Mar – Enciclopédia da Estória Universal
Afonso Cruz
Editora: Alfaguara (Penguin Random House)
Sinopse: Mais uma vez, Afonso Cruz volta a desafiar os géneros e escreve um volume de Enciclopédia que, afinal, é um romance em várias entradas: um conjunto de histórias interligadas, todas elas sobre o MAR, o seu apelo, o seu fascínio. Histórias encantatórias a que não faltam personagens inesquecíveis, como a do homem que tem o céu tatuado na pele ou o músico que lança cartas de amor ao mar. O último romance de Afonso Cruz, Para onde vão os guardachuvas, venceu, este ano, o Prémio SPA – Sociedade Portuguesa de Autores, e foi ainda finalista dos Prémios APE – Associação Portuguesa de Escritores e Fernando Namora.

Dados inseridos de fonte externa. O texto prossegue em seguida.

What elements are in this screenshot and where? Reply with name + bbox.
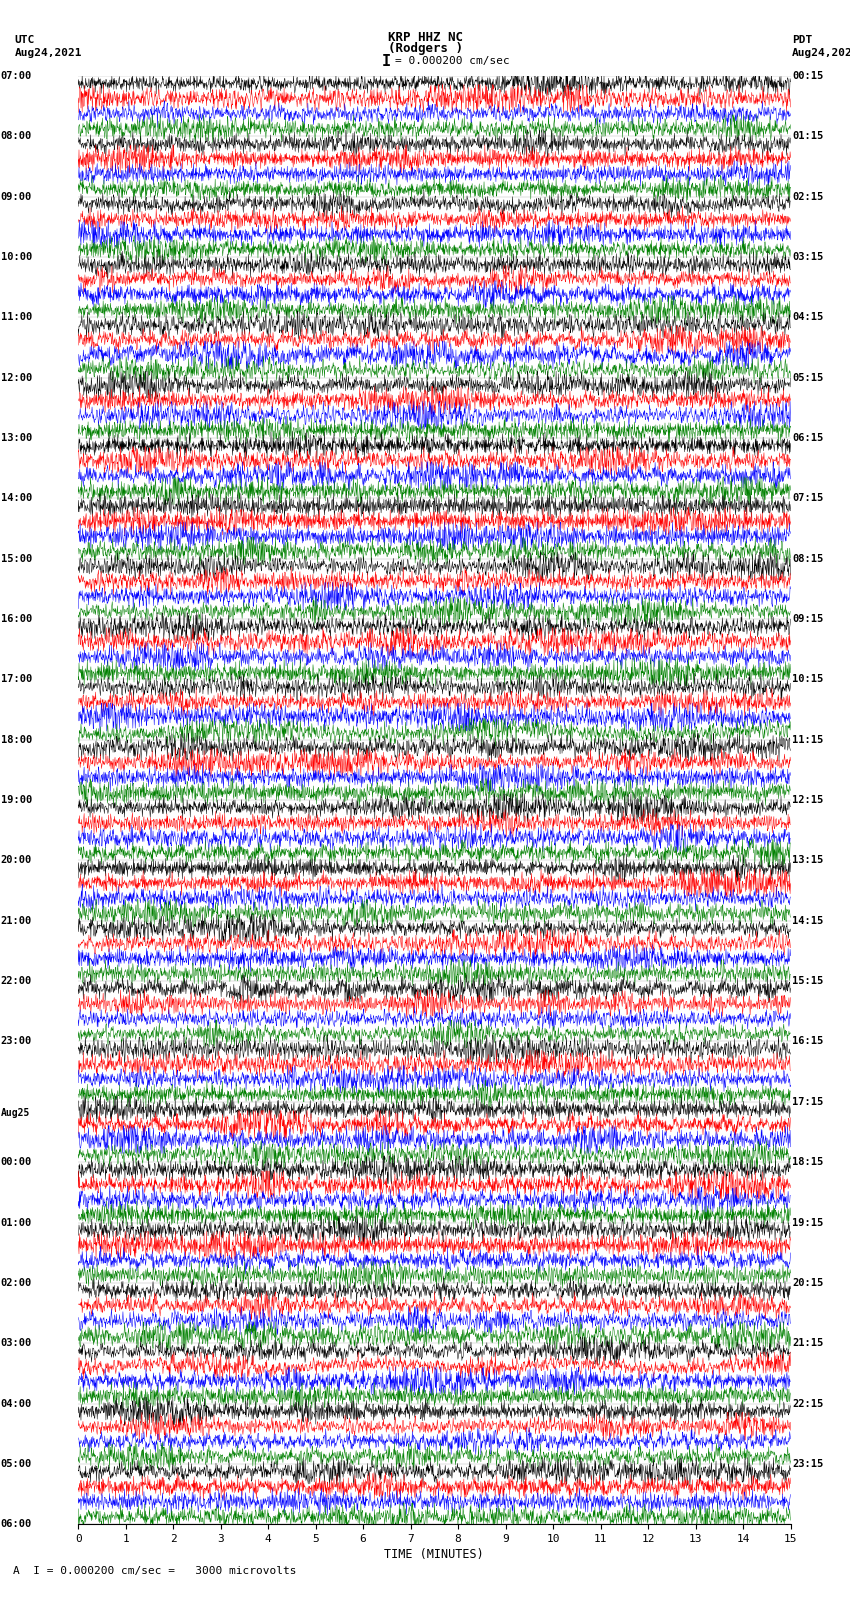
Text: 13:15: 13:15 bbox=[792, 855, 824, 866]
Text: Aug25: Aug25 bbox=[1, 1108, 31, 1118]
Text: I: I bbox=[382, 53, 391, 69]
Text: 14:00: 14:00 bbox=[1, 494, 32, 503]
Text: 21:15: 21:15 bbox=[792, 1339, 824, 1348]
Text: 08:00: 08:00 bbox=[1, 131, 32, 142]
Text: 00:15: 00:15 bbox=[792, 71, 824, 81]
Text: PDT: PDT bbox=[792, 35, 813, 45]
Text: 19:15: 19:15 bbox=[792, 1218, 824, 1227]
Text: 16:00: 16:00 bbox=[1, 615, 32, 624]
Text: 02:00: 02:00 bbox=[1, 1277, 32, 1287]
Text: 16:15: 16:15 bbox=[792, 1037, 824, 1047]
Text: 07:15: 07:15 bbox=[792, 494, 824, 503]
Text: 04:00: 04:00 bbox=[1, 1398, 32, 1408]
Text: 03:15: 03:15 bbox=[792, 252, 824, 261]
Text: 09:00: 09:00 bbox=[1, 192, 32, 202]
Text: 03:00: 03:00 bbox=[1, 1339, 32, 1348]
Text: 10:15: 10:15 bbox=[792, 674, 824, 684]
Text: 06:00: 06:00 bbox=[1, 1519, 32, 1529]
Text: 08:15: 08:15 bbox=[792, 553, 824, 563]
Text: 23:15: 23:15 bbox=[792, 1458, 824, 1469]
Text: 11:15: 11:15 bbox=[792, 734, 824, 745]
Text: 14:15: 14:15 bbox=[792, 916, 824, 926]
Text: 13:00: 13:00 bbox=[1, 432, 32, 444]
Text: Aug24,2021: Aug24,2021 bbox=[14, 48, 82, 58]
Text: 18:00: 18:00 bbox=[1, 734, 32, 745]
Text: 17:15: 17:15 bbox=[792, 1097, 824, 1107]
Text: 20:00: 20:00 bbox=[1, 855, 32, 866]
Text: 20:15: 20:15 bbox=[792, 1277, 824, 1287]
Text: 09:15: 09:15 bbox=[792, 615, 824, 624]
Text: 01:15: 01:15 bbox=[792, 131, 824, 142]
Text: 04:15: 04:15 bbox=[792, 313, 824, 323]
Text: 02:15: 02:15 bbox=[792, 192, 824, 202]
Text: 00:00: 00:00 bbox=[1, 1157, 32, 1168]
Text: 19:00: 19:00 bbox=[1, 795, 32, 805]
Text: 06:15: 06:15 bbox=[792, 432, 824, 444]
X-axis label: TIME (MINUTES): TIME (MINUTES) bbox=[384, 1548, 484, 1561]
Text: 12:00: 12:00 bbox=[1, 373, 32, 382]
Text: KRP HHZ NC: KRP HHZ NC bbox=[388, 31, 462, 44]
Text: 17:00: 17:00 bbox=[1, 674, 32, 684]
Text: 23:00: 23:00 bbox=[1, 1037, 32, 1047]
Text: 18:15: 18:15 bbox=[792, 1157, 824, 1168]
Text: 15:15: 15:15 bbox=[792, 976, 824, 986]
Text: 15:00: 15:00 bbox=[1, 553, 32, 563]
Text: 12:15: 12:15 bbox=[792, 795, 824, 805]
Text: Aug24,2021: Aug24,2021 bbox=[792, 48, 850, 58]
Text: 22:00: 22:00 bbox=[1, 976, 32, 986]
Text: = 0.000200 cm/sec: = 0.000200 cm/sec bbox=[395, 56, 510, 66]
Text: (Rodgers ): (Rodgers ) bbox=[388, 42, 462, 55]
Text: 21:00: 21:00 bbox=[1, 916, 32, 926]
Text: 05:15: 05:15 bbox=[792, 373, 824, 382]
Text: 10:00: 10:00 bbox=[1, 252, 32, 261]
Text: 05:00: 05:00 bbox=[1, 1458, 32, 1469]
Text: 07:00: 07:00 bbox=[1, 71, 32, 81]
Text: A  I = 0.000200 cm/sec =   3000 microvolts: A I = 0.000200 cm/sec = 3000 microvolts bbox=[13, 1566, 297, 1576]
Text: 22:15: 22:15 bbox=[792, 1398, 824, 1408]
Text: 11:00: 11:00 bbox=[1, 313, 32, 323]
Text: 01:00: 01:00 bbox=[1, 1218, 32, 1227]
Text: UTC: UTC bbox=[14, 35, 35, 45]
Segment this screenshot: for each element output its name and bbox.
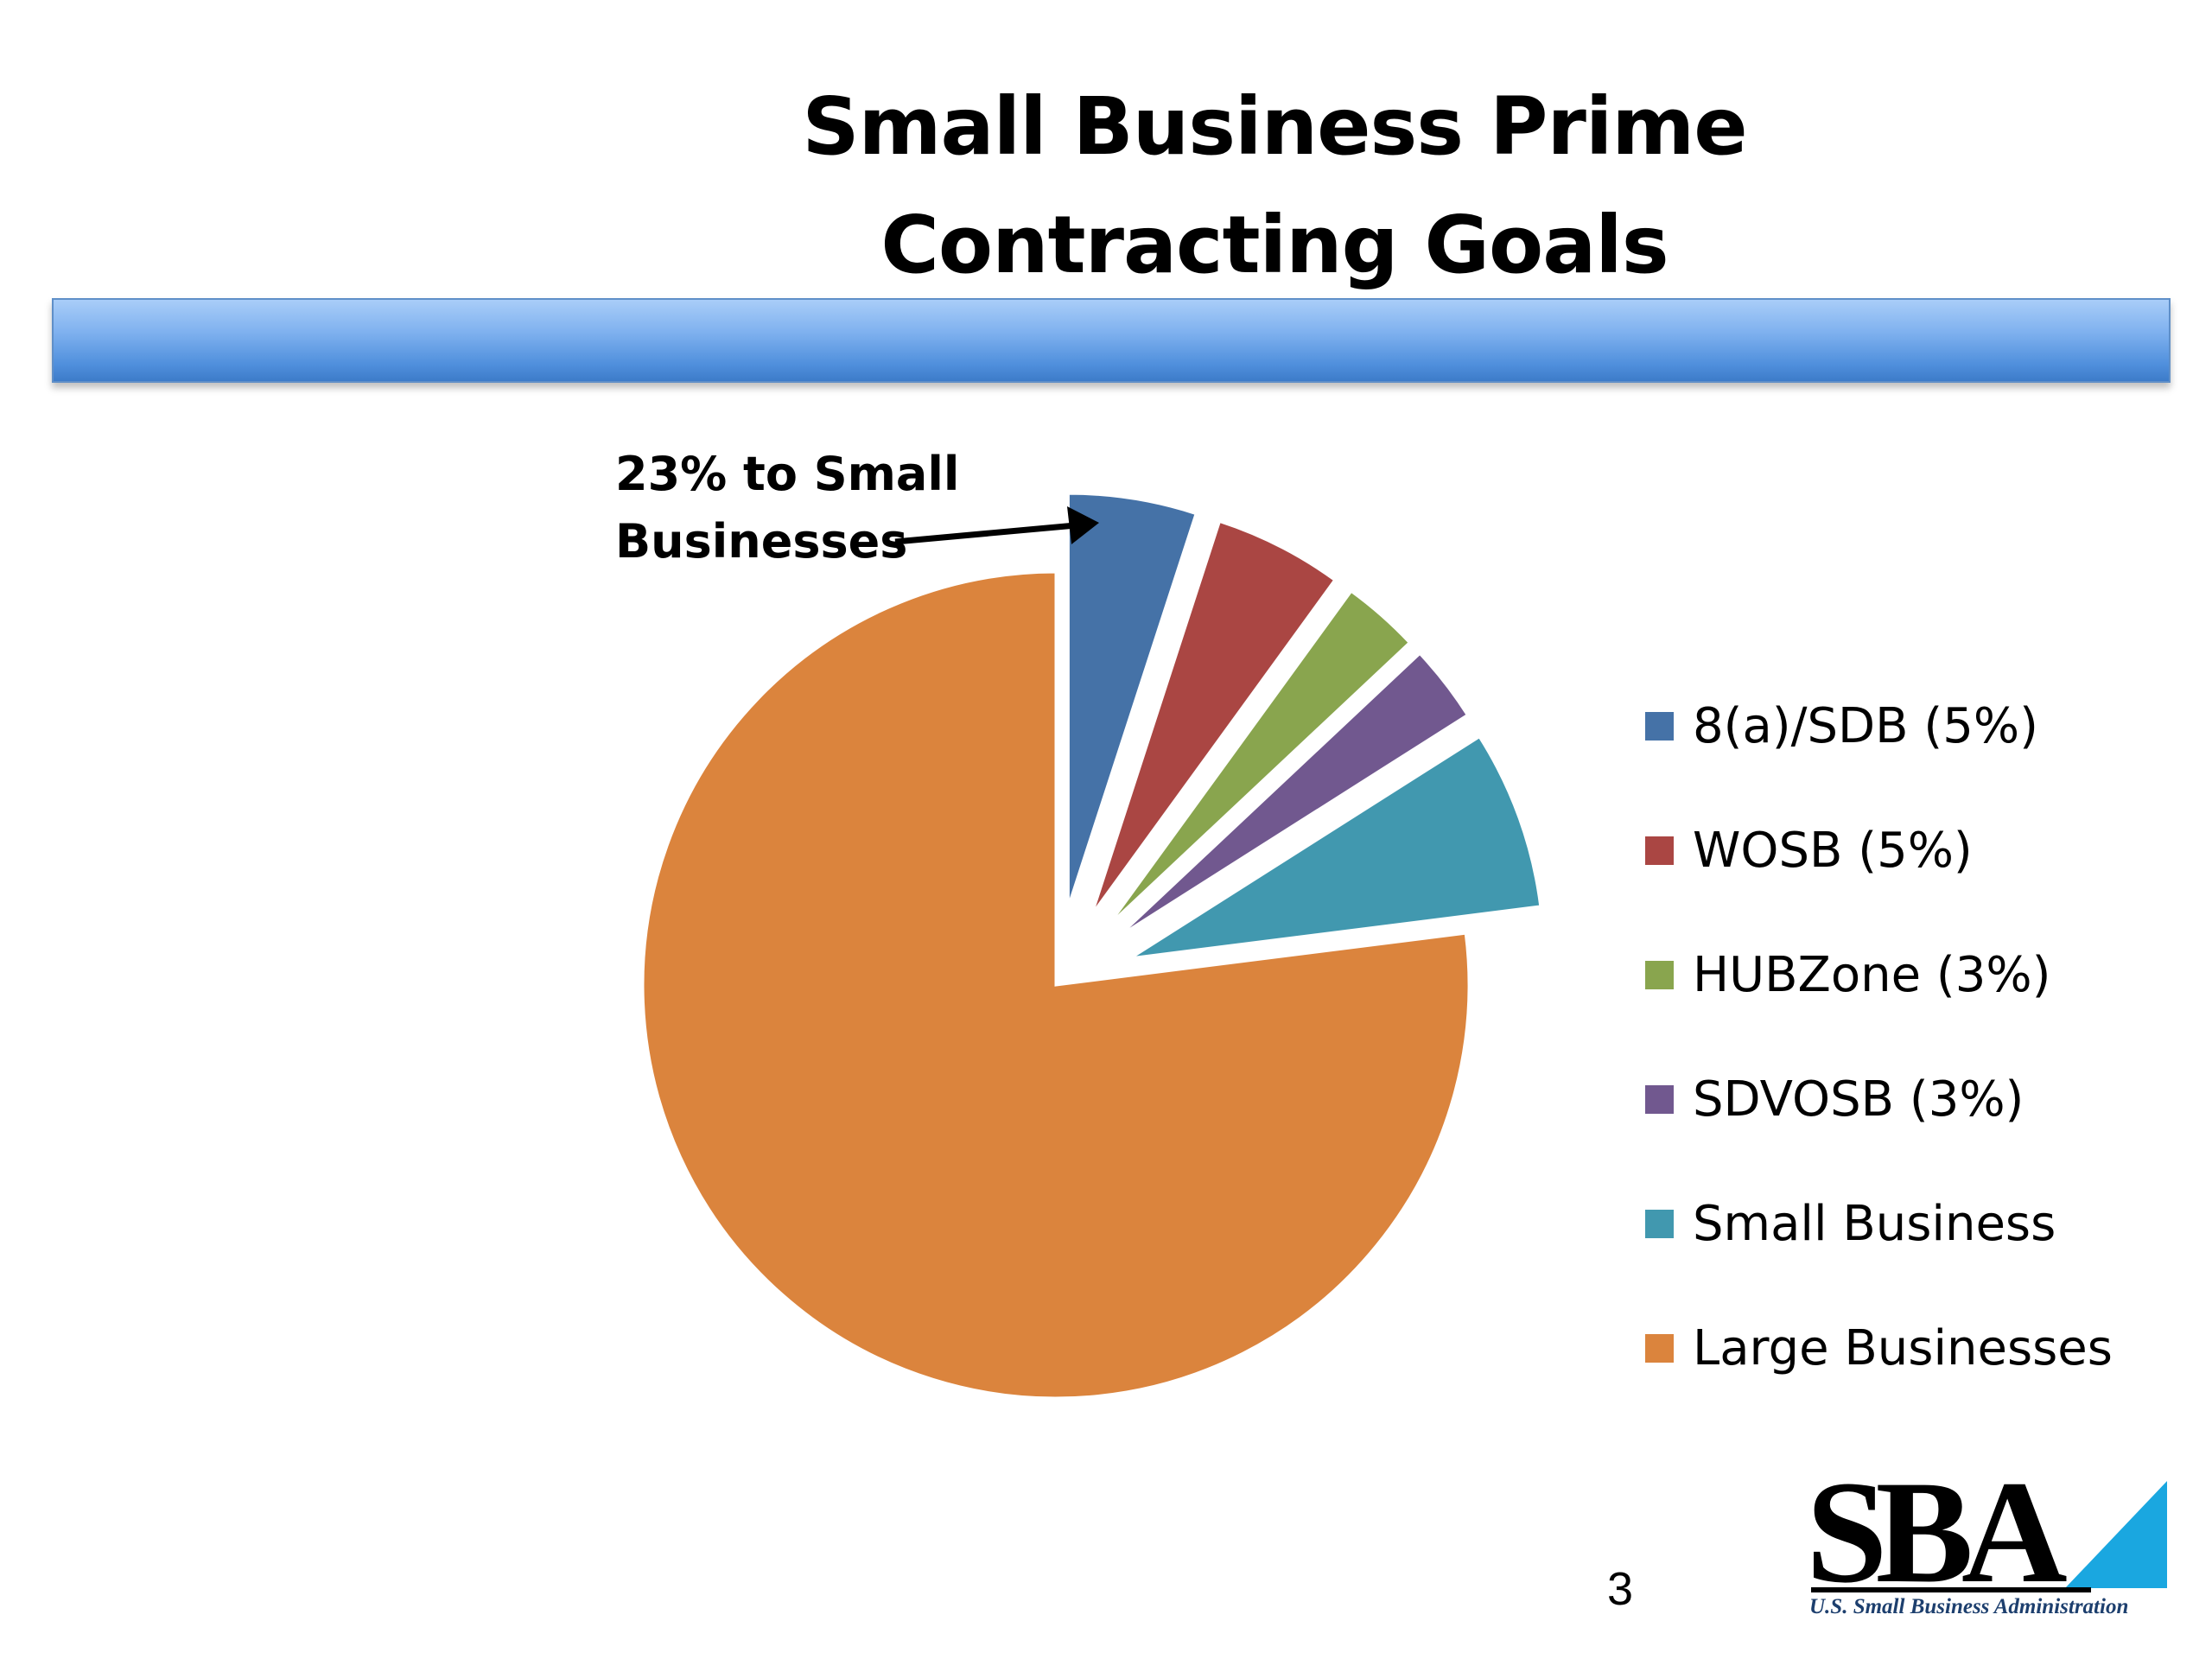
slide-title: Small Business Prime Contracting Goals <box>802 80 1747 291</box>
legend-swatch <box>1645 960 1674 989</box>
pie-slice-0 <box>1066 492 1198 907</box>
pie-slice-4 <box>1129 734 1542 960</box>
pie-slice-5 <box>641 570 1471 1400</box>
legend-swatch <box>1645 1084 1674 1114</box>
legend-item: Small Business <box>1645 1189 2056 1258</box>
legend-label: SDVOSB (3%) <box>1693 1071 2024 1128</box>
annotation-arrow <box>894 506 1099 545</box>
sba-logo: SBA <box>1806 1460 2167 1613</box>
legend-swatch <box>1645 836 1674 865</box>
legend-item: 8(a)/SDB (5%) <box>1645 691 2038 760</box>
legend-item: WOSB (5%) <box>1645 816 1973 885</box>
legend-swatch <box>1645 1209 1674 1238</box>
annotation-label: 23% to Small Businesses <box>615 447 960 569</box>
pie-slice-2 <box>1107 589 1412 927</box>
legend-label: WOSB (5%) <box>1693 822 1973 879</box>
pie-slice-3 <box>1117 652 1470 938</box>
legend-swatch <box>1645 711 1674 741</box>
pie-slice-1 <box>1090 519 1337 915</box>
page-number: 3 <box>1607 1563 1634 1615</box>
legend-label: Large Businesses <box>1693 1319 2113 1376</box>
legend-label: HUBZone (3%) <box>1693 946 2051 1003</box>
title-accent-bar <box>52 298 2171 383</box>
legend-item: Large Businesses <box>1645 1313 2113 1382</box>
pie-slices <box>641 492 1542 1400</box>
legend-label: 8(a)/SDB (5%) <box>1693 697 2038 754</box>
logo-caption: U.S. Small Business Administration <box>1809 1595 2129 1618</box>
legend-item: HUBZone (3%) <box>1645 940 2050 1009</box>
legend-item: SDVOSB (3%) <box>1645 1065 2024 1134</box>
legend-swatch <box>1645 1333 1674 1363</box>
legend-label: Small Business <box>1693 1195 2056 1252</box>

Opinião: Não podia deixar terminar 2014 com a opinião deste livro pendente. É que ler Afonso Cruz é querer ficar inquieto, é não suportar a monotonia, é querer ir mais longe e desafiarmo-nos a mergulhar em baús – do passado, do presente e ainda tentar espreitar para o futuro. Não conheço nenhum outro escritor que de forma tão simples, como uma frase curta, consiga causar tão grande impacto. Falo de sentenças como esta, por exemplo – “Dizem que cada homem é uma ilha, mas, para ser preciso, cada homem é um náufrago.“
Existe esta diferença entre os romances de Afonso Cruz e as suas Enciclopédias – enquanto nos primeiros temos um mesmo universo explorado de forma intensa e brutal, estas últimas trazem até nós, de maneiras tão diferentes, tantas personagens, vidas, acontecimentos e temáticas que mergulhar num destes livros é mesmo como tentar nadar ao longo de um vasto mar, tocando em diferentes povoações a cada toque de terra. Cada uma tem o seu tema e o de 2014 foi precisamente esse – o Mar. De tantos elementos que temos na natureza, sem dúvida que este, pela sua vastidão e profundidade, pela sua volatilidade e ao mesmo tempo consistência, consegue ser o reflexo de várias emoções humanas.
É apelando aos vários sentidos, começando pelo olfacto e acabando no tacto, que tomamos contacto com uma imagética marítima forte e nos deixarmos prender nas várias estórias que nos são contadas. Como só Afonso Cruz consegue fazer de forma exímia, existe um entrelaçamento, uma ligação intrínseca entre cada uma delas, que deslumbra o leitor, ao mesmo tempo que o abana e, por vezes, o choca. Existe uma inevitabilidade e uma consequência em cada acção que é exposta nestes contos, ao mesmo tempo que se viaja pela infância e por um tempo adulto perdido.
Mar – Enciclopédia da Estória Universal, é uma obra para se ir lendo, para se ir consultando. Não existe pressa em percorrê-lo do início ao fim, qual maratona, porque cada letra, componente, conto, frase, aforismo, o que for, merece ser lido, vivido e digerido como deve ser antes de se avançar para o próximo. Não é novidade que estamos perante um dos grandes autores do século XXI, mas eu arrisco-me, sem medos, a dizer que estamos perante um dos melhores autores portugueses de sempre. Pode-se estranhar ao início, o estilo diferente, a forma muito própria e contemporânea com que aborda os seus enredos, mas quando se entranha, já não se consegue passar muito tempo sem ler ou reler algo seu.
PS: Fica uma nota para a capa e a sua concepção estética, que à primeira vista perguntei-me o que será que lhe tinha acontecido, mas que no fundo é como que um manuscrito vindo dentro de uma garrafa (que grande garrafa esta), com marcas da salinidade, bem ao jeito do que encontraríamos se encontrássemos um desses papiros perdidos pelo mar.